Do Irrational Numbers Provide Reliable Seeded Random Number Streams?

[Chris Miller]

Are irrationals effective (seeded) random number input streams? E.g., here's 17^1/2 to 2496 (8K bits) decimal places:

4.123105625617660549821409855974077025147199225373620434398633573094954346337621593587863650810684296684544040939214141615301420840415868363079548145746906977677023266436240863087790567572385708225521380732563083860309142749804671913529322147978718167815796475906080565496973900766721383689212106708921029005520264976997227788461399259924591373145657819254743622377232515783073400662476891460894993314102436279443386280552637475060905080869257482675403757576927464631666351033096817122919874195864431971054705958485725931943603620656058152613585046428067872150064104914222367522243486737258047037771274998566571218570432100303602606506487154690698281546846459564503441849930597639509078619959043334207783036732466105002383305603648597891517738125149725101393295630516977396156134483704021469549517283774775128332086775432479301964503858945967736521957022356481292823232373091650044755709460165721749143175547451122718361635317492475624065195560022755934398822460451518623945769412122844523427764255912670433259808358492948699826803953313743117174259527446589487487995234588945341405362382216244897199383951723677736924815737740851390093874931215463256061131831025557439033296612065618997712372326637094637265748287231103821317707944772530780064797150678855818398908582322952162045692531561131920561778167348673892987498555458433124657440601285674187836856748287375368481499912380912509688262497561558561564648512481411215339812008301990104085930861062338067167258928822842126024770742381463219000159897259624750259093195821477134731917698441102319595010755969064406071469393642506505486427451376148387657994040157094448093988829687785599616740434885132269481081155527404578852192449351277914392107618272900599754897954312002170599256849466159387615532763790999551021418146407027743000792920490048243451252056874608711185472125959950450945481146458616792396812655520824304951486086333901135640630166910365347510269977305391756449457931367201466774922328035237350342552906155151563822733055685642499595284430373695550870606523686673143876906178092044034814292694187010803880108829021799880687696158697329126877696593420355145932219374892438065025680057784508087680163993195284779117186081306592021305623343958242917631701153763240709357137139143819622153188015764287100179012418273573753050688530502962200477947919154553842693338844717836001761469185048394692345476131766736808878375874811980697221956669693993181703367244994221297365315344095040553005626348185982780376611654361701359383702910820779

It seems to satisfy randomness: e.g., .5 bit on/off probability, (provably) non-repeating, values evenly distributed; but will this continue to be the case as it's taken to infinite decimal places?

 

[mathman]

Probably. Almost all numbers have this property.

 

[mfb]

We don't know. As one of the requirements to serve as random number generator you would want a number to be normal. While most real numbers are normal, it is very hard to prove this property for specific numbers. The numbers where we have this proof are not suitable for a pseudo-RNG.

 

[Chris Miller]

Thank you, mathman. "Probably"? Interesting choice of words. All irrationals probably have this property? But no others. Both sets (i.e., reals that have this property and reals that don't) are infinite. So I have some trouble with "almost all."

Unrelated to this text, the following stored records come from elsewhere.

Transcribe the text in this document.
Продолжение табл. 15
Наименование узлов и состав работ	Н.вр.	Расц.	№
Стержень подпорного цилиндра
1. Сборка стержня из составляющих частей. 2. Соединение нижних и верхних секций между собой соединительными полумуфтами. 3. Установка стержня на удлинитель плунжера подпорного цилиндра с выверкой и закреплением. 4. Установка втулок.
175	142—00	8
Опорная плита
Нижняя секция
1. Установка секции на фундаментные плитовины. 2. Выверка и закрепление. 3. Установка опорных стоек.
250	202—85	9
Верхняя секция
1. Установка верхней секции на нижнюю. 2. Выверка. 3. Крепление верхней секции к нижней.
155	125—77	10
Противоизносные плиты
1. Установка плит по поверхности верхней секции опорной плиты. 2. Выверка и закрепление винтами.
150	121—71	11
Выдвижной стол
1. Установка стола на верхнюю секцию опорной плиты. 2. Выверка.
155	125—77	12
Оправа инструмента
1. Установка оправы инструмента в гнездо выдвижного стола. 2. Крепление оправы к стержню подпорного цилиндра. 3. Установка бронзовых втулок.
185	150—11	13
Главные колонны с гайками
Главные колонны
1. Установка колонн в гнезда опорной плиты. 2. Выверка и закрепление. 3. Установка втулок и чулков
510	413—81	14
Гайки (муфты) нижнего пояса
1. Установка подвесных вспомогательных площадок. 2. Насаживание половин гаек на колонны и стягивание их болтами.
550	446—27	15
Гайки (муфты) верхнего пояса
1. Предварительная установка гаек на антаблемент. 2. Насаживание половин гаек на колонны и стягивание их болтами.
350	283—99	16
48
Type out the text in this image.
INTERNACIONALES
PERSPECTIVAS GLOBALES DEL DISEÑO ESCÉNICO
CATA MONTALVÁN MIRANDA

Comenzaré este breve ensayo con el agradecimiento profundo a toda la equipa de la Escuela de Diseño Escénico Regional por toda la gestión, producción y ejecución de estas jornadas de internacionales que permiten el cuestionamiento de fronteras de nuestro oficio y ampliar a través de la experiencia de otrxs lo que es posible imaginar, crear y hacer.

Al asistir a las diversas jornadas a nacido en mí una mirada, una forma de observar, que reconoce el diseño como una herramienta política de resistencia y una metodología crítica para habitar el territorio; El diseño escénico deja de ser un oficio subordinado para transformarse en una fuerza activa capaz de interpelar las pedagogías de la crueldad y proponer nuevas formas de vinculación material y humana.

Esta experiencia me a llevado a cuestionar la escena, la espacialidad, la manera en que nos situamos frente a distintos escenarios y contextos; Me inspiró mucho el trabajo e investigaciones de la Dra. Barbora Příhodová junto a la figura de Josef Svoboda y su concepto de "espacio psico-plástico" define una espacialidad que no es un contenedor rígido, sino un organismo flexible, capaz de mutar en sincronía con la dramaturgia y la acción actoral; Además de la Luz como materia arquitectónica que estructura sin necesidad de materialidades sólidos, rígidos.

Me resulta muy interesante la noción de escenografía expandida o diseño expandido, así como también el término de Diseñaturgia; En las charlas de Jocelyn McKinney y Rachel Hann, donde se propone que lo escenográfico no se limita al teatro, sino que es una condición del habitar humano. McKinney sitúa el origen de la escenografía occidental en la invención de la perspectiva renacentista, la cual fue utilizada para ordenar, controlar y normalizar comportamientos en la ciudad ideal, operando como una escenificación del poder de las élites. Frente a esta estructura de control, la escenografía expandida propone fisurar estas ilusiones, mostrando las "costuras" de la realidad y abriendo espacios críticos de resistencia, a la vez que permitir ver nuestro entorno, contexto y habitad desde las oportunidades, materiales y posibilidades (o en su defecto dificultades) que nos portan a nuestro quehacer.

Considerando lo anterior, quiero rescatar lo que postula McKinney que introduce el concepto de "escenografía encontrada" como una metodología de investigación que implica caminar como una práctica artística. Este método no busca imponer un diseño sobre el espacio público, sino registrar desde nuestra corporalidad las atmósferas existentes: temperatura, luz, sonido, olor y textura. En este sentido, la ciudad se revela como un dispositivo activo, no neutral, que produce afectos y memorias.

Thanks, mfb. I love a good "We don't know." One of those things that can neither be proved nor disproved? Would you agree that irrationals tend to be slow to compute, but work as pseudo-RNGs as far as we've calculated any of them? What blows my mind a little (doesn't take a lot) is that, if they are "normal" (thanks for the link and term), then as their bits are calculated to infinity, the number of consecutive on (or off, or any other arrangement of) bits we would eventually (and infinitely) encounter also approaches infinity with a probability that approaches 1.

 

[jbriggs444]

All irrationals probably have this property?

Not all irrationals are normal. Only "most". A classic example of a non-normal irrational is 0.101001000100001...

In order to make a statement about probability, one would need to come up with a distribution first.

 

[Chris Miller]

Right, one could construct infinite abnormal irrational's with non-repeating patterns.

Any distribution (bit stream) for which the probability of bit change is 0.5 (as in a coin toss). Like if one were (somehow able) to examine infinite coin flips, there should be infinite junctures at which the number of consecutive heads approached infinity with a probability approaching 1.

 

[mathman]

My understanding: unit interval with uniform distribution - almost all (i.e. probability = 1) numbers are normal.